20 January, 1895, Captain Edward Stines received a message to bring the Chicora to Milwaukee to collect a shipment of flour for St Joseph. He was short of a crew member and tragically signed on his 23 year old son as replacement. The voyage was uneventful, and the weather for the return trip was unusually fine for that time of year. The Chicora departed Milwaukee ten minutes after a messenger arrived with a telegram warning Captain Stines that the barometer was falling rapidly, signalling an impending storm.
It is estimated that the Chicora was half way across Lake Michigan when the storm struck. An eyewitness at South Haven reported seeing a vessel stern down and sinking. Another reported that a vessel in trouble was seen heading for South Haven blowing her horn continuously. The Chicora never arrived at St Joseph.
After the storm a search party were sent out from Saugatuck onto the ice where they found a portion of decking, some oars and both masts frozen into the ice, less than a mile off shore. An iceberg with seagulls was mistakenly reported by a tug as the overturned hull of the Chicora with crew members alive. However, no bodies were ever recovered. 23 crew and 1 passenger were lost. When the ice thawed, a chair used by chief engineer McClure was discovered. This was the last remnant of the Chicora.
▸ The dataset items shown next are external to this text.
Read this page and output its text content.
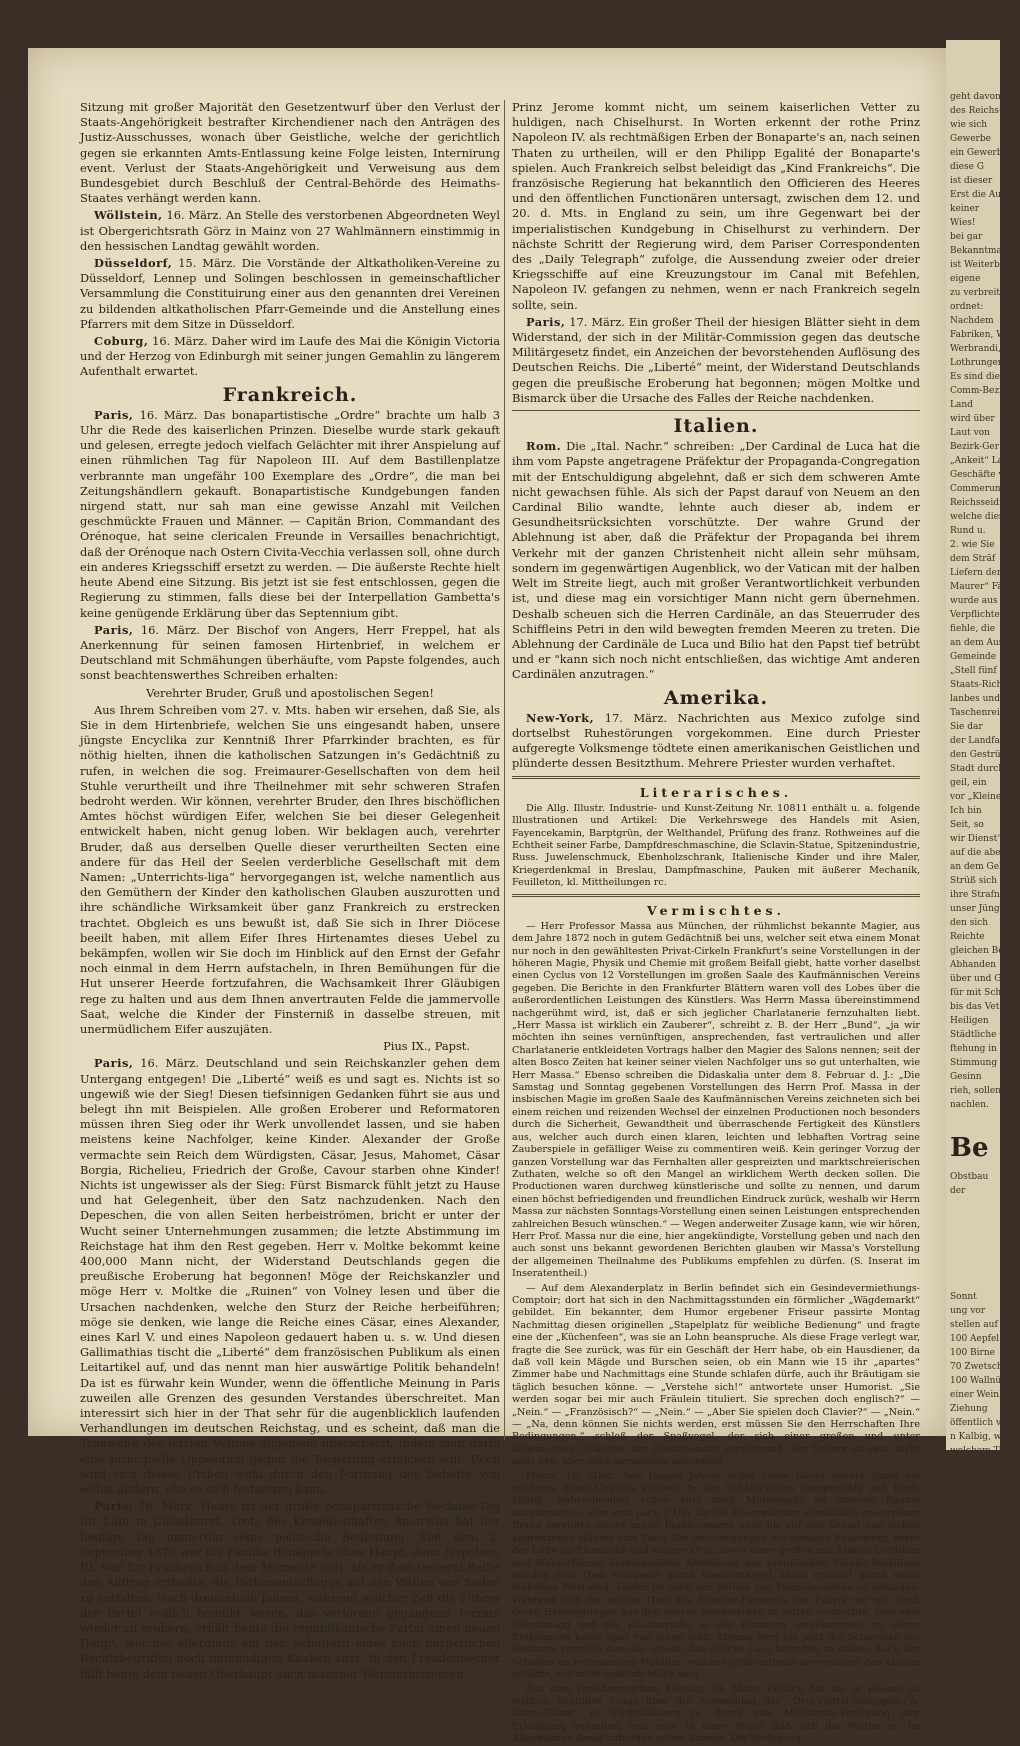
Sitzung mit großer Majorität den Gesetzentwurf über den Verlust der Staats-Angehörigkeit bestrafter Kirchendiener nach den Anträgen des Justiz-Ausschusses, wonach über Geistliche, welche der gerichtlich gegen sie erkannten Amts-Entlassung keine Folge leisten, Internirung event. Verlust der Staats-Angehörigkeit und Verweisung aus dem Bundesgebiet durch Beschluß der Central-Behörde des Heimaths-Staates verhängt werden kann.

Wöllstein, 16. März. An Stelle des verstorbenen Abgeordneten Weyl ist Obergerichtsrath Görz in Mainz von 27 Wahlmännern einstimmig in den hessischen Landtag gewählt worden.

Düsseldorf, 15. März. Die Vorstände der Altkatholiken-Vereine zu Düsseldorf, Lennep und Solingen beschlossen in gemeinschaftlicher Versammlung die Constituirung einer aus den genannten drei Vereinen zu bildenden altkatholischen Pfarr-Gemeinde und die Anstellung eines Pfarrers mit dem Sitze in Düsseldorf.

Coburg, 16. März. Daher wird im Laufe des Mai die Königin Victoria und der Herzog von Edinburgh mit seiner jungen Gemahlin zu längerem Aufenthalt erwartet.

Frankreich.

Paris, 16. März. Das bonapartistische „Ordre“ brachte um halb 3 Uhr die Rede des kaiserlichen Prinzen. Dieselbe wurde stark gekauft und gelesen, erregte jedoch vielfach Gelächter mit ihrer Anspielung auf einen rühmlichen Tag für Napoleon III. Auf dem Bastillenplatze verbrannte man ungefähr 100 Exemplare des „Ordre“, die man bei Zeitungshändlern gekauft. Bonapartistische Kundgebungen fanden nirgend statt, nur sah man eine gewisse Anzahl mit Veilchen geschmückte Frauen und Männer. — Capitän Brion, Commandant des Orénoque, hat seine clericalen Freunde in Versailles benachrichtigt, daß der Orénoque nach Ostern Civita-Vecchia verlassen soll, ohne durch ein anderes Kriegsschiff ersetzt zu werden. — Die äußerste Rechte hielt heute Abend eine Sitzung. Bis jetzt ist sie fest entschlossen, gegen die Regierung zu stimmen, falls diese bei der Interpellation Gambetta's keine genügende Erklärung über das Septennium gibt.

Paris, 16. März. Der Bischof von Angers, Herr Freppel, hat als Anerkennung für seinen famosen Hirtenbrief, in welchem er Deutschland mit Schmähungen überhäufte, vom Papste folgendes, auch sonst beachtenswerthes Schreiben erhalten:

Verehrter Bruder, Gruß und apostolischen Segen!

Aus Ihrem Schreiben vom 27. v. Mts. haben wir ersehen, daß Sie, als Sie in dem Hirtenbriefe, welchen Sie uns eingesandt haben, unsere jüngste Encyclika zur Kenntniß Ihrer Pfarrkinder brachten, es für nöthig hielten, ihnen die katholischen Satzungen in's Gedächtniß zu rufen, in welchen die sog. Freimaurer-Gesellschaften von dem heil Stuhle verurtheilt und ihre Theilnehmer mit sehr schweren Strafen bedroht werden. Wir können, verehrter Bruder, den Ihres bischöflichen Amtes höchst würdigen Eifer, welchen Sie bei dieser Gelegenheit entwickelt haben, nicht genug loben. Wir beklagen auch, verehrter Bruder, daß aus derselben Quelle dieser verurtheilten Secten eine andere für das Heil der Seelen verderbliche Gesellschaft mit dem Namen: „Unterrichts-liga“ hervorgegangen ist, welche namentlich aus den Gemüthern der Kinder den katholischen Glauben auszurotten und ihre schändliche Wirksamkeit über ganz Frankreich zu erstrecken trachtet. Obgleich es uns bewußt ist, daß Sie sich in Ihrer Diöcese beeilt haben, mit allem Eifer Ihres Hirtenamtes dieses Uebel zu bekämpfen, wollen wir Sie doch im Hinblick auf den Ernst der Gefahr noch einmal in dem Herrn aufstacheln, in Ihren Bemühungen für die Hut unserer Heerde fortzufahren, die Wachsamkeit Ihrer Gläubigen rege zu halten und aus dem Ihnen anvertrauten Felde die jammervolle Saat, welche die Kinder der Finsterniß in dasselbe streuen, mit unermüdlichem Eifer auszujäten.

Pius IX., Papst.

Paris, 16. März. Deutschland und sein Reichskanzler gehen dem Untergang entgegen! Die „Liberté“ weiß es und sagt es. Nichts ist so ungewiß wie der Sieg! Diesen tiefsinnigen Gedanken führt sie aus und belegt ihn mit Beispielen. Alle großen Eroberer und Reformatoren müssen ihren Sieg oder ihr Werk unvollendet lassen, und sie haben meistens keine Nachfolger, keine Kinder. Alexander der Große vermachte sein Reich dem Würdigsten, Cäsar, Jesus, Mahomet, Cäsar Borgia, Richelieu, Friedrich der Große, Cavour starben ohne Kinder! Nichts ist ungewisser als der Sieg: Fürst Bismarck fühlt jetzt zu Hause und hat Gelegenheit, über den Satz nachzudenken. Nach den Depeschen, die von allen Seiten herbeiströmen, bricht er unter der Wucht seiner Unternehmungen zusammen; die letzte Abstimmung im Reichstage hat ihm den Rest gegeben. Herr v. Moltke bekommt keine 400,000 Mann nicht, der Widerstand Deutschlands gegen die preußische Eroberung hat begonnen! Möge der Reichskanzler und möge Herr v. Moltke die „Ruinen“ von Volney lesen und über die Ursachen nachdenken, welche den Sturz der Reiche herbeiführen; möge sie denken, wie lange die Reiche eines Cäsar, eines Alexander, eines Karl V. und eines Napoleon gedauert haben u. s. w. Und diesen Gallimathias tischt die „Liberté“ dem französischen Publikum als einen Leitartikel auf, und das nennt man hier auswärtige Politik behandeln! Da ist es fürwahr kein Wunder, wenn die öffentliche Meinung in Paris zuweilen alle Grenzen des gesunden Verstandes überschreitet. Man interessirt sich hier in der That sehr für die augenblicklich laufenden Verhandlungen im deutschen Reichstag, und es scheint, daß man die Tragweite des letzten Votums allgemein überschätzt, indem man darin eine principielle Opposition gegen die Regierung erblicken will. Doch wird sich dieses Urtheil wohl durch den Fortgang der Debatte von selbst ändern, ehe es sich festsetzen kann.

Paris, 16. März. Heute ist der große bonapartistische Reclame-Tag für Lulu in Chiselhurst. Trotz des Kemödienhaften Anstrichs hat der heutige Tag immerhin seine politische Bedeutung. Seit dem 2. September 1870 war die Familie Bonaparte ohne Haupt, denn Napoleon III. war für Frankreich in dem Momente todt, als er dem General Reille den Auftrag ertheilte, die Parlamentärflagge auf den Wällen von Sedan zu entfalten. Nach dreieinhalb Jahren, während welcher Zeit die Führer der Partei redlich bemüht waren, das verlorene gegangene Terrain wieder zu erobern, erhält heute die republikanische Partei einen neuen Haupt, welches allerdings auf den Schultern eines nach bürgerlichen Rechtsbegriffen noch unmündigen Knaben sitzt. In den Freudenbecher fällt heute dem neuen Oberhaupt auch mancher Wermuthstropfen.

Prinz Jerome kommt nicht, um seinem kaiserlichen Vetter zu huldigen, nach Chiselhurst. In Worten erkennt der rothe Prinz Napoleon IV. als rechtmäßigen Erben der Bonaparte's an, nach seinen Thaten zu urtheilen, will er den Philipp Egalité der Bonaparte's spielen. Auch Frankreich selbst beleidigt das „Kind Frankreichs“. Die französische Regierung hat bekanntlich den Officieren des Heeres und den öffentlichen Functionären untersagt, zwischen dem 12. und 20. d. Mts. in England zu sein, um ihre Gegenwart bei der imperialistischen Kundgebung in Chiselhurst zu verhindern. Der nächste Schritt der Regierung wird, dem Pariser Correspondenten des „Daily Telegraph“ zufolge, die Aussendung zweier oder dreier Kriegsschiffe auf eine Kreuzungstour im Canal mit Befehlen, Napoleon IV. gefangen zu nehmen, wenn er nach Frankreich segeln sollte, sein.

Paris, 17. März. Ein großer Theil der hiesigen Blätter sieht in dem Widerstand, der sich in der Militär-Commission gegen das deutsche Militärgesetz findet, ein Anzeichen der bevorstehenden Auflösung des Deutschen Reichs. Die „Liberté“ meint, der Widerstand Deutschlands gegen die preußische Eroberung hat begonnen; mögen Moltke und Bismarck über die Ursache des Falles der Reiche nachdenken.

Italien.

Rom. Die „Ital. Nachr.“ schreiben: „Der Cardinal de Luca hat die ihm vom Papste angetragene Präfektur der Propaganda-Congregation mit der Entschuldigung abgelehnt, daß er sich dem schweren Amte nicht gewachsen fühle. Als sich der Papst darauf von Neuem an den Cardinal Bilio wandte, lehnte auch dieser ab, indem er Gesundheitsrücksichten vorschützte. Der wahre Grund der Ablehnung ist aber, daß die Präfektur der Propaganda bei ihrem Verkehr mit der ganzen Christenheit nicht allein sehr mühsam, sondern im gegenwärtigen Augenblick, wo der Vatican mit der halben Welt im Streite liegt, auch mit großer Verantwortlichkeit verbunden ist, und diese mag ein vorsichtiger Mann nicht gern übernehmen. Deshalb scheuen sich die Herren Cardinäle, an das Steuerruder des Schiffleins Petri in den wild bewegten fremden Meeren zu treten. Die Ablehnung der Cardinäle de Luca und Bilio hat den Papst tief betrübt und er "kann sich noch nicht entschließen, das wichtige Amt anderen Cardinälen anzutragen.“

Amerika.

New-York, 17. März. Nachrichten aus Mexico zufolge sind dortselbst Ruhestörungen vorgekommen. Eine durch Priester aufgeregte Volksmenge tödtete einen amerikanischen Geistlichen und plünderte dessen Besitzthum. Mehrere Priester wurden verhaftet.

Literarisches.

Die Allg. Illustr. Industrie- und Kunst-Zeitung Nr. 10811 enthält u. a. folgende Illustrationen und Artikel: Die Verkehrswege des Handels mit Asien, Fayencekamin, Barptgrün, der Welthandel, Prüfung des franz. Rothweines auf die Echtheit seiner Farbe, Dampfdreschmaschine, die Sclavin-Statue, Spitzenindustrie, Russ. Juwelenschmuck, Ebenholzschrank, Italienische Kinder und ihre Maler, Kriegerdenkmal in Breslau, Dampfmaschine, Pauken mit äußerer Mechanik, Feuilleton, kl. Mittheilungen rc.

Vermischtes.

— Herr Professor Massa aus München, der rühmlichst bekannte Magier, aus dem Jahre 1872 noch in gutem Gedächtniß bei uns, welcher seit etwa einem Monat nur noch in den gewähltesten Privat-Cirkeln Frankfurt's seine Vorstellungen in der höheren Magie, Physik und Chemie mit großem Beifall giebt, hatte vorher daselbst einen Cyclus von 12 Vorstellungen im großen Saale des Kaufmännischen Vereins gegeben. Die Berichte in den Frankfurter Blättern waren voll des Lobes über die außerordentlichen Leistungen des Künstlers. Was Herrn Massa übereinstimmend nachgerühmt wird, ist, daß er sich jeglicher Charlatanerie fernzuhalten liebt. „Herr Massa ist wirklich ein Zauberer“, schreibt z. B. der Herr „Bund“, „ja wir möchten ihn seines vernünftigen, ansprechenden, fast vertraulichen und aller Charlatanerie entkleideten Vortrags halber den Magier des Salons nennen; seit der alten Bosco Zeiten hat keiner seiner vielen Nachfolger uns so gut unterhalten, wie Herr Massa.“ Ebenso schreiben die Didaskalia unter dem 8. Februar d. J.: „Die Samstag und Sonntag gegebenen Vorstellungen des Herrn Prof. Massa in der insbischen Magie im großen Saale des Kaufmännischen Vereins zeichneten sich bei einem reichen und reizenden Wechsel der einzelnen Productionen noch besonders durch die Sicherheit, Gewandtheit und überraschende Fertigkeit des Künstlers aus, welcher auch durch einen klaren, leichten und lebhaften Vortrag seine Zauberspiele in gefälliger Weise zu commentiren weiß. Kein geringer Vorzug der ganzen Vorstellung war das Fernhalten aller gespreizten und marktschreierischen Zuthaten, welche so oft den Mangel an wirklichem Werth decken sollen. Die Productionen waren durchweg künstlerische und sollte zu nennen, und darum einen höchst befriedigenden und freundlichen Eindruck zurück, weshalb wir Herrn Massa zur nächsten Sonntags-Vorstellung einen seinen Leistungen entsprechenden zahlreichen Besuch wünschen.“ — Wegen anderweiter Zusage kann, wie wir hören, Herr Prof. Massa nur die eine, hier angekündigte, Vorstellung geben und nach den auch sonst uns bekannt gewordenen Berichten glauben wir Massa's Vorstellung der allgemeinen Theilnahme des Publikums empfehlen zu dürfen. (S. Inserat im Inseratentheil.)

— Auf dem Alexanderplatz in Berlin befindet sich ein Gesindevermiethungs-Comptoir; dort hat sich in den Nachmittagsstunden ein förmlicher „Wägdemarkt“ gebildet. Ein bekannter, dem Humor ergebener Friseur passirte Montag Nachmittag diesen originellen „Stapelplatz für weibliche Bedienung“ und fragte eine der „Küchenfeen“, was sie an Lohn beanspruche. Als diese Frage verlegt war, fragte die See zurück, was für ein Geschäft der Herr habe, ob ein Hausdiener, da daß voll kein Mägde und Burschen seien, ob ein Mann wie 15 ihr „apartes“ Zimmer habe und Nachmittags eine Stunde schlafen dürfe, auch ihr Bräutigam sie täglich besuchen könne. — „Verstehe sich!“ antwortete unser Humorist. „Sie werden sogar bei mir auch Fräulein tituliert. Sie sprechen doch englisch?“ — „Nein.“ — „Französisch?“ — „Nein.“ — „Aber Sie spielen doch Clavier?“ — „Nein.“ — „Na, denn können Sie nichts werden, erst müssen Sie den Herrschaften Ihre Bedingungen,“ schloß der Spaßvogel, der sich einer großen und unter allgemeinem Gelächter der Umstehenden verschwand. Der Scherz ist zwar nicht ganz neu, aber doch wenigstens zeitgemäß.

Mainz, 15. März. Seit langen Jahren sollte heute Nacht unsere Stadt ein größeres Brand-Unglück erleben. In der Schäfer'schen Dampfmühle und Brod-Fabrik, wahrscheinlich schon kurz nach Mitternacht im unteren Raume ausgebrochen, aber erst nach 2 Uhr für die Feuerwächter signalfähig gewordener Brand zerstörte dieses große Etablissement ganz bis auf den Grund und sieben angrenzende Häuser zum Theil. Die Anstrengungen der hiesigen Feuerwehr, derer der Ludwigs-Eisenbahn und einiger Orte, sowie einer großen mit Arbeits-Geräthen und Wasserfuhren herbeigeeilten Abtheilung des preußischen Pionier-Bataillons wurden zum Theil erschwert durch Wassermangel, theils erreicht durch einen lebhaften Westwind. Leider ist auch der Verlust von Menschenleben zu beklagen. Während sich der größte Theil des Arbeiter-Personals der Fabrik nur mit Noth durch Herabspringen aus den oberen Stockwerken zu retten vermochte, fand eine Dienstmagd und der Hausbursche in den Flammen umgekommen, zu deren Entkommen keine Spur von ihnen fehlt; ebenso wird bis jetzt die Schwester des Besitzers vermißt; dieselbe scheint das gleiche Loos betroffen zu haben. Auch der Schaden an verbranntem Mobiliar, welches größtentheils unversichert den Leuten gehörte, soll nicht unbeträchtlich sein.

Aus dem Großherzogthum Hessen, 14. März. Endlich hat die in Hessen so vielfach ventilirte Frage über die Anwendung der „Drei-Viertel-Schoppen-(¾-Liter-)Gläser“ in Wirthshäusern rc. durch eine Ministerial-Verfügung ihre Erledigung gefunden, und zwar in einer Weise, daß sich die Wirthe rc. im Allgemeinen damit zufrieden geben können. Die Verfügung

geht davon
des Reichs-Ges
wie sich
Gewerbe
ein Gewerbe
diese G
ist dieser
Erst die Aus
keiner
Wies!
bei gar
Bekanntmach
ist Weiterbes
eigene
zu verbreite
ordnet:
Nachdem
Fabriken, Wer
Werbrandi, d.
Lothrungen di
Es sind diese
Comm-Bezirk
Land
wird über
Laut von
Bezirk-Ger
„Ankeit“ Lan
Geschäfte ver
Commerun
Reichsseidi
welche dies
Rund u.
2. wie Sie
dem Sträf
Liefern der
Maurer“ Fässe
wurde aus
Verpflichtet
fiehle, die
an dem Aus
Gemeinde
„Stell fünf
Staats-Richt
lanbes und
Taschenrein
Sie dar
der Landfa
den Gestrün
Stadt durch
geil, ein
vor „Kleiner
Ich bin
Seit, so
wir Dienst“
auf die aber
an dem Gebit
Strüß sich
ihre Strafne
unser Jünge
den sich
Reichte
gleichen Bezug
Abhanden
über und Gul
für mit Scha
bis das Vet
Heiligen
Städtliche Ga
ftehung in
Stimmung
Gesinn
rieh, sollen
nachlen.
Be
Obstbau
der
Sonnt
ung vor
stellen auf der
100 Aepfel
100 Birne
70 Zwetsche
100 Wallnü
einer Weinbe
Ziehung
öffentlich verst
n Kalbig, wer
welchem Tag
ier Weissbau
1 50 Weiskrä
eingeschnau
Gießen, am
Großherzogl
(2400)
14 April, a bottle message washed up on shore:
“All is lost, could see land if not snowed and blowed. Engine give out, drifting to shore in ice. Captain and clerk are swept off. We have a hard time of it. 10:15 o’clock.”
Another bottle message washed up a week later in Glencoe, Illinois:
“Chicora engines broke. Drifted into trough of sea. We have lost all hope. She has gone to pieces. Good bye. Mc Clure, Engineer.”
It is possible the first message was genuine but the second refers to engines. The Chicora had one steam engine. The wreck of the Chicora has never been found.